Would you prefer a quick or slow death? Many incarcerated Russians living with HIV feel that’s the choice they face when deciding whether to remain in prison or serve in Russia’s war against Ukraine, reports The New York Times.
Incarcerated Russians with HIV say they don’t have access to lifesaving treatment—or at least to meds they think actually work, which means they’d eventually die of AIDS-related illness in prison, or a “slow death.”
Conversely, if they volunteer to serve in the war in exchange for a pardon and effective HIV meds, they’d likely meet a “sudden death” on the battlefield, as one soldier explained it. Such volunteers are often ordered to engage in risky combat with little training.
About 10% of Russia’s prison population is HIV positive, according to the New York Times. Hepatitis C and tuberculosis are also prevalent among the incarcerated. About 50,000 prisoners have volunteered for the Russian forces since last summer, accounting for about 10% of the country’s incarcerated population.
Ukrainian military experts have reported capturing Russian soldiers living with HIV and hepatitis C. Such soldiers are easily identified by the color-coded wristbands they’re made to wear (white for hepatitis C, red for HIV) to alert fellow soldiers of their status in the event that they are wounded and pose a potential health risk.
Russia invaded Ukraine in February 2022, with Russian President Vladimir Putin recruiting hundreds of thousands of male citizens against their will. According to previous reporting, to avoid the draft, citizens have resorted to breaking their own limbs and purchasing fake diagnoses for HIV and hepatitis C, though now it seems a diagnosis wouldn’t necessarily disqualify one from service.
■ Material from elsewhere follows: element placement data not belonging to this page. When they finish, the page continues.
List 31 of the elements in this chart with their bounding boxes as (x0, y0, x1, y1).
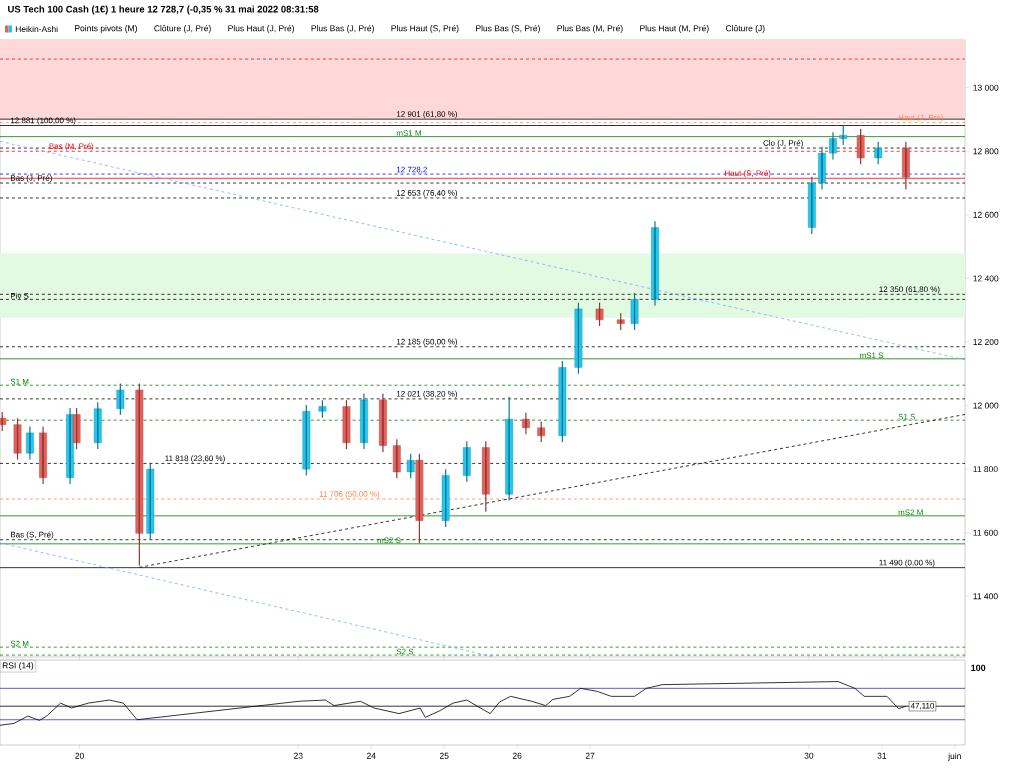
x-tick-label: 25 (439, 752, 449, 759)
x-tick-label: 30 (804, 752, 814, 759)
text: 100 (971, 664, 986, 672)
x-tick-label: 26 (512, 752, 522, 759)
y-tick-label: 12 400 (973, 275, 999, 282)
text: Clôture (J, Pré) (154, 25, 211, 33)
x-tick-label: juin (947, 752, 961, 761)
y-tick-label: 11 600 (973, 529, 998, 536)
y-tick-label: 11 400 (973, 593, 998, 600)
text: Points pivots (M) (75, 25, 137, 33)
text: Plus Haut (M, Pré) (640, 25, 709, 33)
text: Plus Haut (J, Pré) (228, 25, 294, 33)
text: Plus Bas (M, Pré) (557, 25, 623, 33)
y-tick-label: 12 600 (973, 211, 999, 218)
text: Plus Haut (S, Pré) (391, 25, 459, 33)
x-tick-label: 20 (75, 752, 84, 759)
chart-title: US Tech 100 Cash (1€) 1 heure 12 728,7 (-0,35 % 31 mai 2022 08:31:58 (8, 5, 319, 15)
y-tick-label: 12 000 (973, 402, 999, 409)
x-tick-label: 24 (366, 752, 376, 759)
x-tick-label: 27 (585, 752, 595, 759)
y-tick-label: 12 200 (973, 338, 999, 345)
y-tick-label: 12 800 (973, 148, 999, 155)
y-tick-label: 13 000 (973, 84, 999, 91)
y-tick-label: 11 800 (973, 466, 998, 473)
text: Clôture (J) (725, 25, 765, 33)
x-tick-label: 23 (294, 752, 303, 759)
text: Plus Bas (J, Pré) (311, 25, 374, 33)
chart-title: RSI (14) (2, 662, 34, 671)
x-tick-label: 31 (877, 752, 887, 759)
text: Plus Bas (S, Pré) (476, 25, 540, 33)
legend-label: Heikin-Ashi (15, 25, 58, 33)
In the United States, people living with HIV and hepatitis C are not allowed to enlist in the military; last fall, some members of Congress pressured the Biden administration and the Department of Defense to allow those with HIV and hep C to serve.
In addition, a federal judge last spring struck down Pentagon policies that discharged and denied promotions to service members who contracted HIV.